White House bids to thwart new Iran sanctions
Last month, the deal signed between Iran and six world powers stipulated the freezing aspects of Iran’s nuclear program.
Fresh sanctions on Iran could undermine U.S. efforts to achieve a peaceful resolution to Tehran’s nuclear program, the White House warned Congress on Tuesday.
White House spokesman Jay Carney also warned a coalition of senators who are skeptical of a deal between Iran and world powers struck last month, saying that any more sanctions on Iran would be seen as a show of “bad faith” by U.S. allies.
“Passing any new sanctions right now will undermine our efforts to achieve a peaceful resolution to this issue by giving the Iranians an excuse to push the terms of the agreement on their side,” Carney said.
“Furthermore, new sanctions are unnecessary right now because our core sanctions architecture remains in place, and the Iranians continue to be under extraordinary pressure.
“If we pass sanctions now, even with the deferred trigger, which has been discussed, the Iranians and likely our international partners will see us as having negotiated in bad faith.”

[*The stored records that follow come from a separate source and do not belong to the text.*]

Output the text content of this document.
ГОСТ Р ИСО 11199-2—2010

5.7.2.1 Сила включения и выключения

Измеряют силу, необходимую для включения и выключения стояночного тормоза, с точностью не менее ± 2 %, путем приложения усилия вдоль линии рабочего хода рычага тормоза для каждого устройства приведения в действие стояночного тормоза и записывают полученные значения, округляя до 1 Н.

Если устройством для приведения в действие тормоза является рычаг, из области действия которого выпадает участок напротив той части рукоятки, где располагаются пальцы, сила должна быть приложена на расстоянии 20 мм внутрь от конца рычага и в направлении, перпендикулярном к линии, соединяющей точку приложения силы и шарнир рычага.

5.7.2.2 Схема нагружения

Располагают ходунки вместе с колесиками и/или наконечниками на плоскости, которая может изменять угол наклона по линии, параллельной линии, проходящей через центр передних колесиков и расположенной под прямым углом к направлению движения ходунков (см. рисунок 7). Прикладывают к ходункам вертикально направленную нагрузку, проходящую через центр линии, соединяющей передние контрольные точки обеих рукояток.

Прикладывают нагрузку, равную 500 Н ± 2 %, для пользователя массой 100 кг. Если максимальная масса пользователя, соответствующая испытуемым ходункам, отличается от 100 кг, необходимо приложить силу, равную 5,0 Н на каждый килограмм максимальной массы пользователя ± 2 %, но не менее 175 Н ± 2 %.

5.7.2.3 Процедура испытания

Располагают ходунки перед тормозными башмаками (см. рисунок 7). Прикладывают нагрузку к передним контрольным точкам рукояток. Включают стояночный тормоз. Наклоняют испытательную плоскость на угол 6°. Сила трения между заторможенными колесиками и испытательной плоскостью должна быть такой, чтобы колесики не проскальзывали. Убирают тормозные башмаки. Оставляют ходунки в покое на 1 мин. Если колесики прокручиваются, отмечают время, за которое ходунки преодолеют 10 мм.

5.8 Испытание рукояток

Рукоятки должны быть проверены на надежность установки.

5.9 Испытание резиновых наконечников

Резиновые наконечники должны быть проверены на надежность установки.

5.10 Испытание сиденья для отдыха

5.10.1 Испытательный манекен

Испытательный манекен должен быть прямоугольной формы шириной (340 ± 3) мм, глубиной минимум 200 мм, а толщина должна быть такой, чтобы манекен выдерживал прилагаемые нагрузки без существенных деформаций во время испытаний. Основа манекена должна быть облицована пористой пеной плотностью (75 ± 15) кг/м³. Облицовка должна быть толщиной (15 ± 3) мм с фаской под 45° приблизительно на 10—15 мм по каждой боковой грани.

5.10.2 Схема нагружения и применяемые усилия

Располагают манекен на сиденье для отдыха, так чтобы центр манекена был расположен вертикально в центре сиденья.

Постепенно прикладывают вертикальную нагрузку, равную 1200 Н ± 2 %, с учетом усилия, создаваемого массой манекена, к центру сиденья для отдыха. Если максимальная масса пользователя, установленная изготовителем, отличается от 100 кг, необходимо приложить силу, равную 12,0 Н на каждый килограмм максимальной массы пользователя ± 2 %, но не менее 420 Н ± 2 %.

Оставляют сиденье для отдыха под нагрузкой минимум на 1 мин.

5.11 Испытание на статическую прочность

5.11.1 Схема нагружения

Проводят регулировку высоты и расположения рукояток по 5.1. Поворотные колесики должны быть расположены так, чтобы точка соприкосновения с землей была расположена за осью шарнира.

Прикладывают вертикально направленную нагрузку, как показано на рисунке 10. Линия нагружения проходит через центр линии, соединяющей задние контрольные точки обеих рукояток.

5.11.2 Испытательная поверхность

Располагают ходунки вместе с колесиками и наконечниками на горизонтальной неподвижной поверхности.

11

Several groups of Republican and Democratic senators are working to reconcile various different sanctions measures, believing that they would strengthen Obama’s hand in negotiations.
Last month, the deal signed between Iran and six world powers stipulated the freezing aspects of Iran’s nuclear program in return for a slight easing of the sanctions that have crippled the country’s economy.
Carney said if the interim deal is not translated into a final pact that Iran abides by, the White House would support new sanctions against the Islamic Republic.
Bernadette Meehan, a National Security Council spokeswoman, said that the United States did not recognize that Iran has “a right to enrich” and that such a right was not included in the deal reached in Geneva last month, according to comments carried by Agence France-Presse.
“We are prepared to negotiate a strictly limited enrichment program in the end state, but only because the Iranians have indicated for the first time in a public document that they are prepared to accept rigorous monitoring and limits on scope, capacity, and stockpiles,” she said.
“If we can reach an understanding on all of these strict constraints then we could have an arrangement that includes a very modest amount of enrichment that is tied to Iran’s practical needs and that eliminates any near-term breakout capacity.”